Behavioural Economics and Organisations

Colin Camerer (Caltech) and Ulrike Malmendier (Berkeley) have written an interesting chapter on the Behavioral Economics of Organizations in 'Behavioral Economics and Its Applications', Princeton University Press, March 2007 (edited by P. Diamond and H. Vartiainen). The authors view this chapter as more of a research agenda than a review of what is known about how behavioural economics works in organisations. A rough summary of some of the issues in the chapter is as follows. Workers' perception of fairness in organisations is potentially very important (for effort disutility, reservation wages). Psychological influences on judgments of causality are also important; these include: hindsight bias, assymetric distribution (taking credit but avoiding blame), and overconfidence about skill. Overconfidence is also discussed in relation to managerial performance.

Camerer and Malmendier's chapter is more about the interal workings of organisations (particularly the management of human resources), rather than their strategic behaviour. A useful reference for the latter is the Economics of Strategy by Besanko, Dranove, Shanley and Shaefer. The Besanko et al. textbook covers four main areas: firm boundaries, market analysis, strategic position and internal organisation. Of course, the research agenda outlined by Camerer and Malmendier is relevant to future developments in the field of strategy economics, in particular internal organisation.
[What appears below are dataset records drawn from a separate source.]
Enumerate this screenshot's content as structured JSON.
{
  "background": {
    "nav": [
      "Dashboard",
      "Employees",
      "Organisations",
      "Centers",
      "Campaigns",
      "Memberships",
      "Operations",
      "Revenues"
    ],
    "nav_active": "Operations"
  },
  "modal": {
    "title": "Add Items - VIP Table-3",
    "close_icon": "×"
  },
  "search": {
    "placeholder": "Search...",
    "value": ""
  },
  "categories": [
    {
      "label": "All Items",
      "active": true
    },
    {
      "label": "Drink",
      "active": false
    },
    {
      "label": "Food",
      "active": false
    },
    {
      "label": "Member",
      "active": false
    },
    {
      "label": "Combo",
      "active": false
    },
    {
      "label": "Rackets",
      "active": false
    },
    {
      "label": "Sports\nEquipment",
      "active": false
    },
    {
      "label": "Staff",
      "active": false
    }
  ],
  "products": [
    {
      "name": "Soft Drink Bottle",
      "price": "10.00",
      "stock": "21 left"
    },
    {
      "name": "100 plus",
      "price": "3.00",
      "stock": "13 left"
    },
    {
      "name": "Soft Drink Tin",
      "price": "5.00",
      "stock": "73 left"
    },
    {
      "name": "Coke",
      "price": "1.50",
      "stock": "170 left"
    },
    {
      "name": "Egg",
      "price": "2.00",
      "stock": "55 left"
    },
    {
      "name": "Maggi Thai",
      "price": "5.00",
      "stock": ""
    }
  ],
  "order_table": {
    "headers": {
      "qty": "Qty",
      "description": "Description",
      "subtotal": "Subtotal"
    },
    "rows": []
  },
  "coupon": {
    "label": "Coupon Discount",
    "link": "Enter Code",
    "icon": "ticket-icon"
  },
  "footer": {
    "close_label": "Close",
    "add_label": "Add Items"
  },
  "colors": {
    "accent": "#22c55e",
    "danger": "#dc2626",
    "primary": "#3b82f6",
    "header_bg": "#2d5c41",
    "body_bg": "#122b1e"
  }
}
Behavioural economics has been applied to organisations in practice by Gallup Consulting. They provide a free-to-download document on their website, describing the process of "applying behavioral economics to drive growth and profitability":
Gallup research revealed that a study group of 10 companies that applied these principles outperformed peers by 85% in sales growth and more than 25% in gross margin during a recent one-year period. The key to achieving this kind of financial performance is for leaders to accept and work with human nature rather than against it... Mastery of... applied behavioral economics holds the promise of realizing breakthrough improvements in employee productivity, customer retention, and real growth and profitability.
John Fleming, Chief Scientist for Gallup's Customer Engagement elaborates further on the application of behavioural economics to organisations in this Harvard Business Review article: "Manage Your Human Sigma" (with Curt Coffman and James Harter). Human Sigma is a version of Six Sigma inspired by behavioural economics. Fleming has also written a book called Human Sigma with Jim Asplund.